The only difference Sadeghpour sees between Iran’s pro-government agents and groups like ISIS is that “in Iran, they’re hiding behind a diplomatic veil.”
More than 1,500 Iranian-American delegates attended the New York summit, cheering on Giuliani (who made an in-person appearance) and a tribute video that marked the passing of Sen. John McCain.
Many Iranian Americans — even those with family still in Iran who were impacted by Trump’s January 2017 travel ban on several Muslim-majority countries — told me they never felt ideologically closer to the White House. “Both Iranians and the U.S. administration see that a prosperous future is one where the current regime in Iran is no longer in power,” says Ideen Saiedian, 25, a slim, blond-haired account executive at Oracle and self-described human rights advocate for the OIAC.

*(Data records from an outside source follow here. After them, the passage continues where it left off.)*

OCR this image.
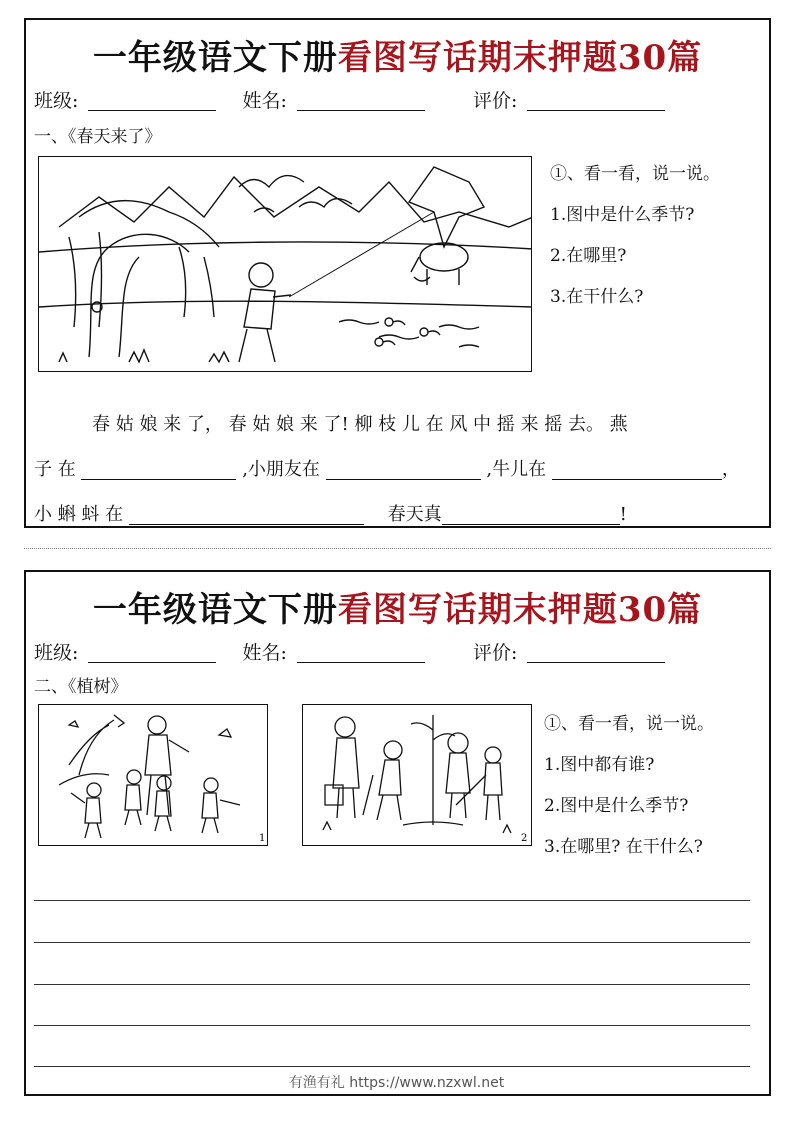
一年级语文下册看图写话期末押题30篇
班级:	姓名:	评价:
一、《春天来了》
①、看一看，说一说。
1.图中是什么季节?
2.在哪里?
3.在干什么?
春 姑 娘 来 了， 春 姑 娘 来 了! 柳 枝 儿 在 风 中 摇 来 摇 去。 燕
子 在	,小朋友在	,牛儿在	，
小 蝌 蚪 在	春天真	!
一年级语文下册看图写话期末押题30篇
班级:	姓名:	评价:
二、《植树》
1	2
①、看一看，说一说。
1.图中都有谁?
2.图中是什么季节?
3.在哪里? 在干什么?
有渔有礼 https://www.nzxwl.net
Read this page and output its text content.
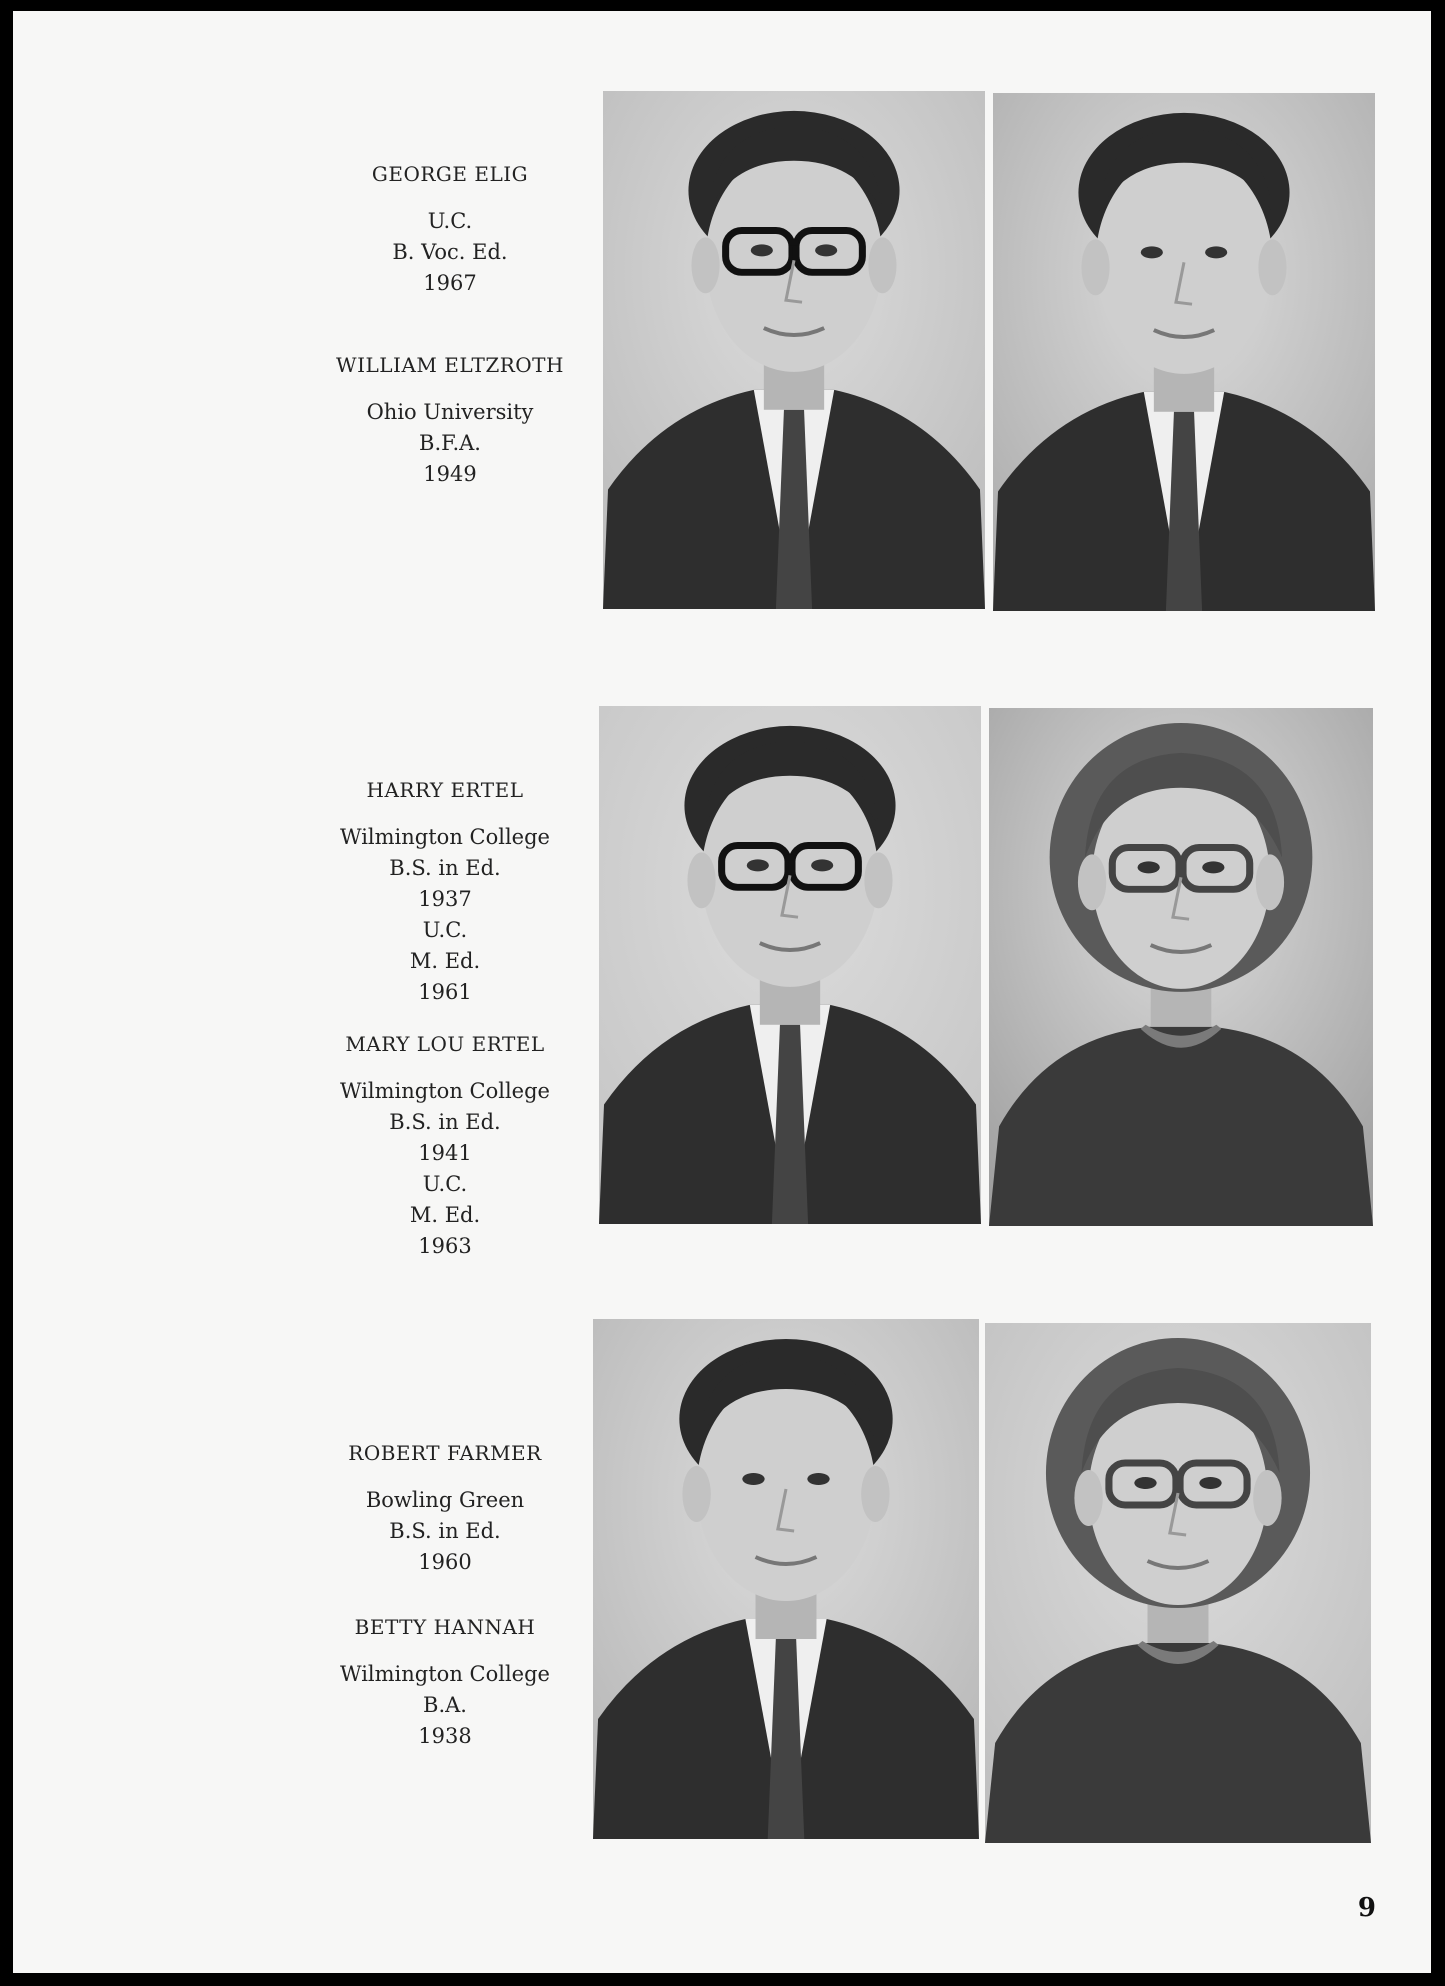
GEORGE ELIG
U.C.
B. Voc. Ed.
1967
WILLIAM ELTZROTH
Ohio University
B.F.A.
1949
HARRY ERTEL
Wilmington College
B.S. in Ed.
1937
U.C.
M. Ed.
1961
MARY LOU ERTEL
Wilmington College
B.S. in Ed.
1941
U.C.
M. Ed.
1963
ROBERT FARMER
Bowling Green
B.S. in Ed.
1960
BETTY HANNAH
Wilmington College
B.A.
1938
9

Another delegate, Navid Tavana, also in his mid-twenties, was similarly enthusiastic about this newfound partnership between Iranians and U.S. officials. “I can’t recall ever seeing executives who are working so closely with the president and being so vocal about their support for a change in the Iranian regime,” Tavana says.
But the biggest star of the summit was neither a Republican nor Democrat — nor even, for that matter, an American. It was the MEK’s exiled leader, Maryam Rajavi, who spoke to the delegates via satellite from Albania.
When she appeared on the large screen, the room fell silent. Most of the delegates stood up in deference, their heads looking upward at the screen. “You have organized a gathering that glows with unyielding resolve to secure a free Iran,” Rajavi told the delegates in Farsi.
For them, 65-year-old Rajavi is not just the leader of the most organized resistance group against the Tehran regime; she is president-elect of a post-theocratic Iran. When hawkish U.S. politicians talk about the future of Iran and a post-ayatollahs government, many are talking about her.
“Maryam is the only one with a plan to ensure a free and democratic Iran,” Sadeghpour tells me, referring to her 10-point plan that promises a future Iran with free and fair elections, a separation of church and state, no capital punishment and gender equality.
But when Sadeghpour speaks of regime change, he does not favor foreign intervention. “The Europeans and the U.S. should help weaken the aggression of the Iranian military machinery through sanctions and economic pressure,” he says, “but the people of Iran will bring about a new government.”